Akan tetapi memang namanya nasib sering berkata lain, ya. Saking kelamaannya menunggu si Dia tiba di mall extra mahal ini, aku mulai melangkah ke rak-rak literature dan fiksi. Saat itulah aku dikejutkan ketika melihat label merah kecil menempel di cover belakang begitu banyak novel popular, maupun yang menang atau sekedar dinominasikan buat penghargaan literature bergengsi. Dan yang membuatku terkaget-kaget itu adalah, angka yang tertera di label merah kecil itu : 50.000. Hah?!?!

Dengan perasaan skeptis dan tak percaya, kutanyakan pada salah satu penjaga toko buku yang sedang asyik memindah-mindahkan setumpuk buku hard cover dari meja pajangan (pasti berat, siah!), apakah memang benar label harga merah itu bukan sebuah kekeliruan?

Dan coba tebak, si penjaga toko itu bilang bahwa harganya memang betul diturunkan jadi cuma 50.000 saja !! Mendapatkan jawaban afirmatif ini, langsung dengan penuh kesigapan, semua buku yang memang tampak menarik kutarik dari raknya untuk sekedar mengecek label harganya.

Saat aku mulai dijangkiti euphoria setelah menemukan banyak buku menarik seharga masing-masing hanya 50.000, tiba-tiba saja si Dia menepuk pundakku dari belakang. Quite a perfect timing, secara kalau tidak, bisa jadi akan ada setumpuk novel berbagai ukuran memenuhi pelukanku saat itu. Jadi teringat waktu QB World Bookstore closing sale, langsung saja membuatku mendadak kalap! Yaiyalah, secara semua buku didiskon 70%. Yabiiessh ... !!

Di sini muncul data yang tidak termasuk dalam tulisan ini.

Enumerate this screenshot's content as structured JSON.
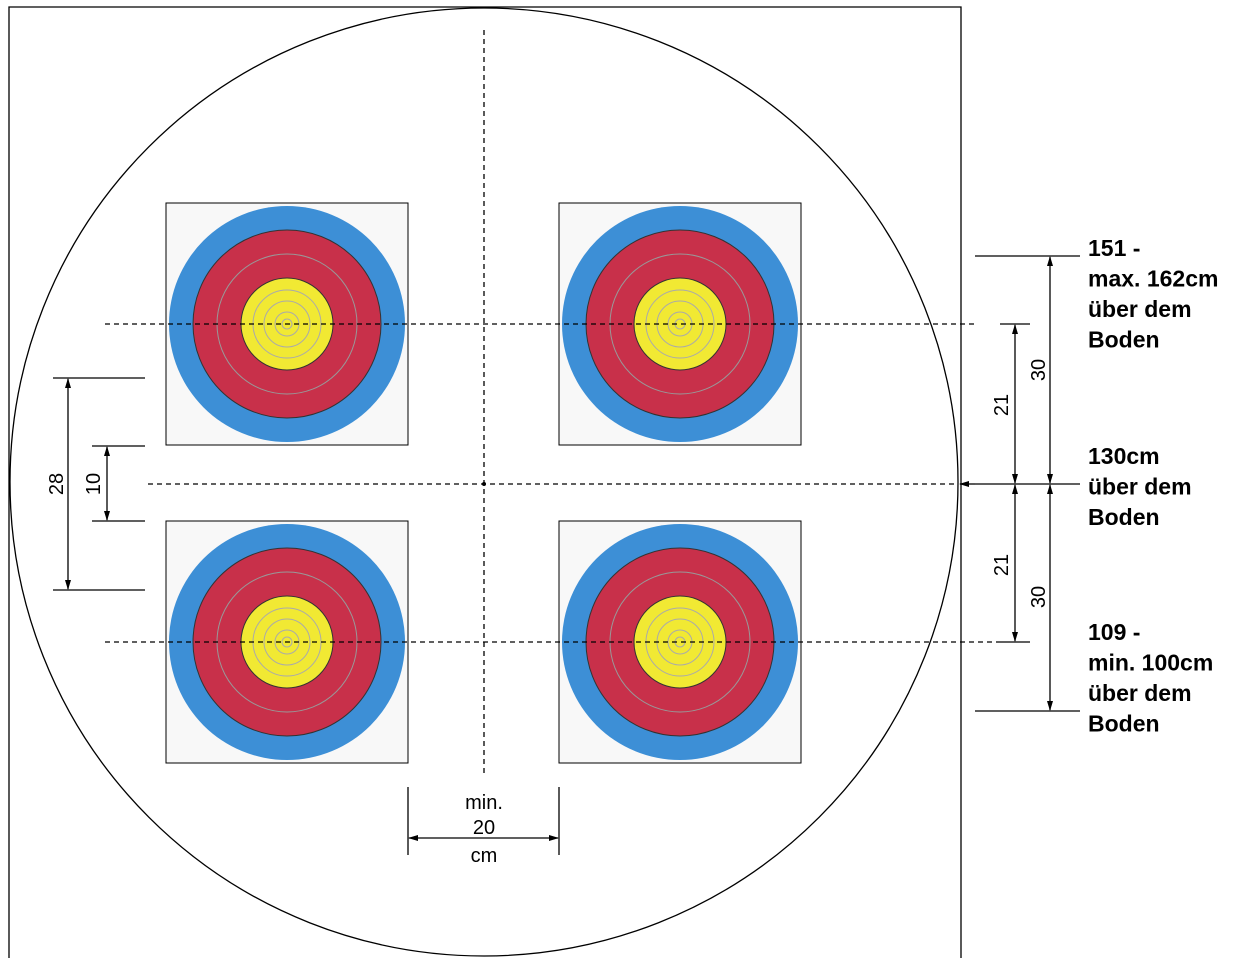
{
  "labels": {
    "top_height": [
      "151 -",
      "max. 162cm",
      "über dem",
      "Boden"
    ],
    "center_height": [
      "130cm",
      "über dem",
      "Boden"
    ],
    "bottom_height": [
      "109 -",
      "min. 100cm",
      "über dem",
      "Boden"
    ]
  },
  "dimensions": {
    "left_outer": 28,
    "left_inner": 10,
    "right_upper_inner": 21,
    "right_upper_outer": 30,
    "right_lower_inner": 21,
    "right_lower_outer": 30,
    "gap": {
      "min": "min.",
      "value": 20,
      "unit": "cm"
    }
  }
}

Anyway, berkat petunjuk dan arahan dari si Dia (agar tidak boros dan malah membeli buku lebih banyak daripada yang bisa aku baca – ini hal yang sudah lazim banget terjadi padaku, a true bibliophiliae), akhirnya kuputuskan untuk memilih judul-judul berikut : “The Virgin Suicides”, “Ghost World”, “The Mysteries of Pittsburgh”, “Everything is Illuminated”, “Darkmans”, “Memories of My Melancholy Whores”, dan “My Mistress’s Sparrow is Dead”. Khusus untuk judul terakhir, berhubung cetakan hardcover jadi harganya lebih mahal daripada yang enam judul lainnya (IDR 100.000), tapi itu pun sebenarnya masih relatif murah dibandingkan harga aselinya (± IDR 275.000).

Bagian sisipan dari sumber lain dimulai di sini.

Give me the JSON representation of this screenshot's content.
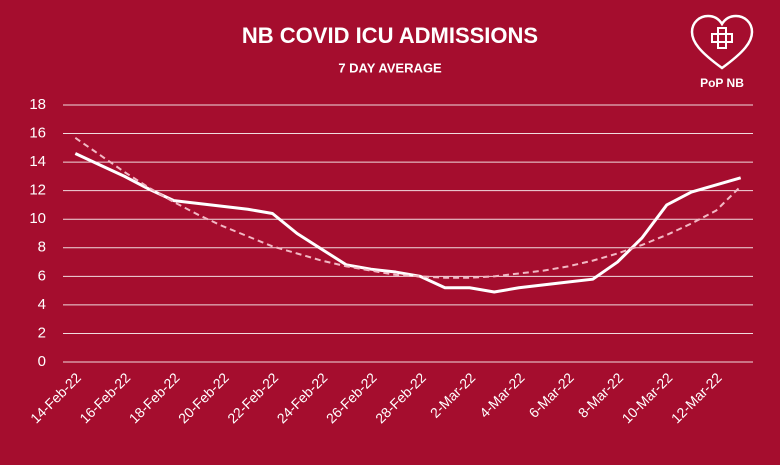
{
  "chart_data": {
    "type": "line",
    "title": "NB COVID ICU ADMISSIONS",
    "subtitle": "7 DAY AVERAGE",
    "logo": "PoP NB",
    "categories": [
      "14-Feb-22",
      null,
      "16-Feb-22",
      null,
      "18-Feb-22",
      null,
      "20-Feb-22",
      null,
      "22-Feb-22",
      null,
      "24-Feb-22",
      null,
      "26-Feb-22",
      null,
      "28-Feb-22",
      null,
      "2-Mar-22",
      null,
      "4-Mar-22",
      null,
      "6-Mar-22",
      null,
      "8-Mar-22",
      null,
      "10-Mar-22",
      null,
      "12-Mar-22",
      null
    ],
    "series": [
      {
        "color": "#ffffff",
        "dash": false,
        "values": [
          14.6,
          13.8,
          13.0,
          12.1,
          11.3,
          11.1,
          10.9,
          10.7,
          10.4,
          9.0,
          7.9,
          6.8,
          6.5,
          6.3,
          6.0,
          5.2,
          5.2,
          4.9,
          5.2,
          5.4,
          5.6,
          5.8,
          7.0,
          8.7,
          11.0,
          11.9,
          12.4,
          12.9
        ]
      },
      {
        "color": "#f2b8c4",
        "dash": true,
        "values": [
          15.7,
          14.5,
          13.3,
          12.2,
          11.2,
          10.3,
          9.5,
          8.8,
          8.1,
          7.6,
          7.1,
          6.7,
          6.4,
          6.1,
          6.0,
          5.9,
          5.9,
          6.0,
          6.2,
          6.4,
          6.7,
          7.1,
          7.6,
          8.2,
          8.9,
          9.7,
          10.6,
          12.3
        ]
      }
    ],
    "ylim": [
      0,
      18
    ],
    "yticks": [
      0,
      2,
      4,
      6,
      8,
      10,
      12,
      14,
      16,
      18
    ],
    "grid": true
  }
}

Lantas dengan penuh percaya diri aku berjalan menuju kasir dan menyerahkan setumpuk tebal buku-buku pilihanku tersebut berikut kartu debit “yang itu”. Sambil menunggu proses pembayaran, aku ngobrol dengan Dia. Saat tengah asyik berbincang-bincang, lelaki yang bertugas di kasir menyela percakapan kami dengan suara agak pelan dan terdengar sedikit ragu, “Maaf, Pak. Kartunya ada yang lain, ga? Yang ini di reject, katanya insufficient fund.”

Dan langit mendadak terasa runtuh menimpa kepalaku. Apaaaa … ?!?!?!

Saldo di rekening “yang itu” tidak mencukupi untuk belanja buku senilai IDR 400 ribu ?!?! Hastaga, malu banget rasanya. Apalagi kejadiannya di depan pacar sendiri. Si Dia sih dengan sigap langsung mengeluarkan dompet dan mencoba mengangsurkan salah satu kartu kredit gold-nya untuk melunasi pembayaran.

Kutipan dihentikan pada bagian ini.